Following on from the success of the BBC New Sitcom of the Year 2016 Awards, in which none of the entries won and the BBC decided just to plough a serious amount of bread into yet another series of ‘Mrs Brown’s Boys’, I have been commissioned to come up with some new ideas for that difficult 11-15 age gap that bridges the vast chasm between tiny children in uniforms to unkempt teenagers who can’t get into 18 certificate films at the cinema.

What kind of programming would these sweaty, nautical organisms like to watch on an evening? What would really get their bantwagons pushed up to the high twenties? We need something that is right on the fashions and I believe I have a good starting point. A (bad pun alert) spiritual successor to hugely-loved eighties children’s television programme monster ‘Postman Pat’.

Ghostman Pat

Pat has grown to become not only the nicest person in the history of Greendale but also the most respected due to his dedication to his job and in helping the other residents in their daily lives. He has an idyllic life with his wife and child, and not forgetting dutiful companion Jess the Cat.

Except one traffic accident later leaves Pat dead. Shuffled off this mortal coil.

The village engages in a month-long saga of grieving. His wife Sarah, inconsolable, is unable to move on with her life. One evening however, not long after the tragic accident, she is ironing some tea towels when she is visited by an apparition. The apparition of her recently deceased husband. It seems as though Pat is not quite done yet.

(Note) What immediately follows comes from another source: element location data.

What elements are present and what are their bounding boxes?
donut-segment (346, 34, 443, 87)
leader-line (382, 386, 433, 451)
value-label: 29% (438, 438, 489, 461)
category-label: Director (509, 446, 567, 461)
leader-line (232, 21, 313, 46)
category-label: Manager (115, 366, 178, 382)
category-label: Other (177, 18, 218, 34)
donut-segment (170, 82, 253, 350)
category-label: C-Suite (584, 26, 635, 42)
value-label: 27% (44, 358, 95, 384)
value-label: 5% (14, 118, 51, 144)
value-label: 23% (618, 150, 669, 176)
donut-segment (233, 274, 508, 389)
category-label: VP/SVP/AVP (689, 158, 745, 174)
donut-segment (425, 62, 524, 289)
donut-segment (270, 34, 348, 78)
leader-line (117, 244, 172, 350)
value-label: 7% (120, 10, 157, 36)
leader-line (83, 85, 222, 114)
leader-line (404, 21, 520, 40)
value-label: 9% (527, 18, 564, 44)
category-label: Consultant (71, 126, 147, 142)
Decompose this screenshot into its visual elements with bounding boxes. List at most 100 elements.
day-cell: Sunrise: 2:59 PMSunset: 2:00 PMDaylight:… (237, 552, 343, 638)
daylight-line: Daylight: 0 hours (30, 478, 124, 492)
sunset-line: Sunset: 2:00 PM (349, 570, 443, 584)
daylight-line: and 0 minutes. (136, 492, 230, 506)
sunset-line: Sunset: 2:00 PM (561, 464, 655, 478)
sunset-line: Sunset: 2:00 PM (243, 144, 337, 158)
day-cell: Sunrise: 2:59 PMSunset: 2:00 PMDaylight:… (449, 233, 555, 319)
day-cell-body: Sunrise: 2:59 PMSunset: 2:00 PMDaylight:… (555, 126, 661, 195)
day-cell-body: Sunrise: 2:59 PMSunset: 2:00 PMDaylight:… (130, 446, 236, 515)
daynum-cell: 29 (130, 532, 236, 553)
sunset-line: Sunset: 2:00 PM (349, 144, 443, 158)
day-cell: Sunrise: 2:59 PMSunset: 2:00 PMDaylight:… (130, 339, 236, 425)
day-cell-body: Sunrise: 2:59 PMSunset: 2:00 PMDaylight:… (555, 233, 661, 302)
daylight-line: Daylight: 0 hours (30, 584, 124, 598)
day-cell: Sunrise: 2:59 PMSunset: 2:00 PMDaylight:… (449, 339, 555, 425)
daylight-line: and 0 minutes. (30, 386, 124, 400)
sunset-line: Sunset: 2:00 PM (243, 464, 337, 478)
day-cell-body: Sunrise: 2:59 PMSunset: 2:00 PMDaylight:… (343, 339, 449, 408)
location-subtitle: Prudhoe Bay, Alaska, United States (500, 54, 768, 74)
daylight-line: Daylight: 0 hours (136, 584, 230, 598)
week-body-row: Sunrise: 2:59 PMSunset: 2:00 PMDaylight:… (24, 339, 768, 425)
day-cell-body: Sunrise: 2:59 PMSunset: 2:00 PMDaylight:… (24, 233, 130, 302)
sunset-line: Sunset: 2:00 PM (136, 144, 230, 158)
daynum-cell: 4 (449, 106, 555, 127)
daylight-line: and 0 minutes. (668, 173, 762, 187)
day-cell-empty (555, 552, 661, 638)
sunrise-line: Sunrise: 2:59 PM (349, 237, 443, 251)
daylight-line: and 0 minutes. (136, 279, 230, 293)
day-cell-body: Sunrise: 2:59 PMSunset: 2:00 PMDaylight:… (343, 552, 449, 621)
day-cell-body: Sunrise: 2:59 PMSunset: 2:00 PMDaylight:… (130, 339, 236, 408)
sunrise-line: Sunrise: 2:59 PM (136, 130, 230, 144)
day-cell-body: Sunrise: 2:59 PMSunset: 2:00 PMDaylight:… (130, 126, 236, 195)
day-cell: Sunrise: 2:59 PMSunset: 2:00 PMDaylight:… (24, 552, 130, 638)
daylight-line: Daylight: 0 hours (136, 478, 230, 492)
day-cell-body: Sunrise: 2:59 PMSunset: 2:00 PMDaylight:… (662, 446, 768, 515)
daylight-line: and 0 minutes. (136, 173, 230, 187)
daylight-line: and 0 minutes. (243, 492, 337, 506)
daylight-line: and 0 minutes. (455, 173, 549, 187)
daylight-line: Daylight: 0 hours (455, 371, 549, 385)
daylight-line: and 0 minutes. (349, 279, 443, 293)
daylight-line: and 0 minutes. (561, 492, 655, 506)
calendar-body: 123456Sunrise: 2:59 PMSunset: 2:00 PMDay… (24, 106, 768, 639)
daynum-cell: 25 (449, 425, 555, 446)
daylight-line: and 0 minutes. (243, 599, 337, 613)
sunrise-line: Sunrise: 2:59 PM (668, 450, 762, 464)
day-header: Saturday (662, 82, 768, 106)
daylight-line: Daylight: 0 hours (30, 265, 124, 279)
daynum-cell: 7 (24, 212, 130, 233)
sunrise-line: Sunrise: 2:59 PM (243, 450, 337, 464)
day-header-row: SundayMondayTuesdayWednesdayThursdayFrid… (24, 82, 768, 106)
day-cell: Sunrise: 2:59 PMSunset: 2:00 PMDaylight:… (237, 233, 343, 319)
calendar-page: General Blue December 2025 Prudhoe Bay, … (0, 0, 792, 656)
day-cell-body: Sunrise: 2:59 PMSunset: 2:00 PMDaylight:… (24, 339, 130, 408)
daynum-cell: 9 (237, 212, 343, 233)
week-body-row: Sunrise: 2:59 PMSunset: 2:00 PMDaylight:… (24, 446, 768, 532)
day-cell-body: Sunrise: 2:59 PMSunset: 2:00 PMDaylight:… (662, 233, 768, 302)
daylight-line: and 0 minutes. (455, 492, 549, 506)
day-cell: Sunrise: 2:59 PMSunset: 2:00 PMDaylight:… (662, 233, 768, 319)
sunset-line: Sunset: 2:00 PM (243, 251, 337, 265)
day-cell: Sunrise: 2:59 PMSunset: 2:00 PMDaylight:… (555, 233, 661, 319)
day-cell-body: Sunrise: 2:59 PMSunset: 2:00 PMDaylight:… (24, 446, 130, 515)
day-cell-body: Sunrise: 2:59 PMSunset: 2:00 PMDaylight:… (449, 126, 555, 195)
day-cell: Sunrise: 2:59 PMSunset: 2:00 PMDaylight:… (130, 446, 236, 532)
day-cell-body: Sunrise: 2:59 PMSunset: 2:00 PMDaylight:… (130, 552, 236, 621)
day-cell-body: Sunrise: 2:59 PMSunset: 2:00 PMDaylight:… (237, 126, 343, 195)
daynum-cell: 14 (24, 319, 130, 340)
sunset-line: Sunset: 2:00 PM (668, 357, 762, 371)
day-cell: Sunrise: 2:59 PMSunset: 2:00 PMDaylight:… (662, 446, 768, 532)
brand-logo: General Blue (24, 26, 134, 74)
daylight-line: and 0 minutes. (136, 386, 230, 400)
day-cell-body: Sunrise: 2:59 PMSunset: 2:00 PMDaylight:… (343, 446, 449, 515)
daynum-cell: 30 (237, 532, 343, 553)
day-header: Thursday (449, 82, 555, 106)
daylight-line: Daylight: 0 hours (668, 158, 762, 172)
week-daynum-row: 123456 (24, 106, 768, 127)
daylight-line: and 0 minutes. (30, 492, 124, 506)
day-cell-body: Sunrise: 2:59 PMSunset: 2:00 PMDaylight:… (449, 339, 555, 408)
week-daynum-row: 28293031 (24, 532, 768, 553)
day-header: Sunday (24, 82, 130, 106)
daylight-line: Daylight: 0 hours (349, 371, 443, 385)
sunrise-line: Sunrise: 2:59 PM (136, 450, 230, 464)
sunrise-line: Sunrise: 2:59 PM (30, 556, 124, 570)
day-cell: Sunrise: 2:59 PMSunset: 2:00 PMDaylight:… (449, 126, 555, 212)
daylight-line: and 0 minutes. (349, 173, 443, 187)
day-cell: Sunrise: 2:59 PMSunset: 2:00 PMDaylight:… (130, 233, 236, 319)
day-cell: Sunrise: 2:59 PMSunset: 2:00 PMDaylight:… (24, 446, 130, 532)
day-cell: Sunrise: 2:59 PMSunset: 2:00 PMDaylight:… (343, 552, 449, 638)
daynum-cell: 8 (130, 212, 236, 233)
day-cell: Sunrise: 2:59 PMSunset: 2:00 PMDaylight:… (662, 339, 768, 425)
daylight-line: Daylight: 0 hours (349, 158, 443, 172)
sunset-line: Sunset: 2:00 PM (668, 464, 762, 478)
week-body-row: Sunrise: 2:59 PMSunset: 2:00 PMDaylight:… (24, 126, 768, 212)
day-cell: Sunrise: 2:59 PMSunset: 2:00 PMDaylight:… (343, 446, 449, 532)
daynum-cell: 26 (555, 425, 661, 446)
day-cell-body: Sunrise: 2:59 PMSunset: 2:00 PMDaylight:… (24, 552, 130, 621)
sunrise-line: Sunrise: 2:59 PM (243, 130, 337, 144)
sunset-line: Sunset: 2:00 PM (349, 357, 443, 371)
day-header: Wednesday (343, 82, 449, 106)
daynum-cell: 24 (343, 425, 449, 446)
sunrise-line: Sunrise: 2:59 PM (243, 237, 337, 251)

Fate has decided that his years of service are not enough. In punishment for the, quite frankly, dreadful Lionsgate film released a couple of years ago Pat must now deliver a total of 1000 parcels before he is able to leave and ascend to heaven, in a story that borrows heavily from Hiroaki Samura’s seminal samurai manga work ‘Blade of the Immortal’.

But how can Pat deliver any parcels when he has no physical presence and only his wife and son, Julian, can see him? It is up to them to help him finish his task and finally leave this world behind.

Along the way they must deal with fruit-polishing vampires, blancmange-toting merengue infidels and, of course, numerous cameos by everyone’s favourite all-round entertainer Gary Wilmot.

Can they succeed? Seven seasons and a TV movie, I think, should answer that question.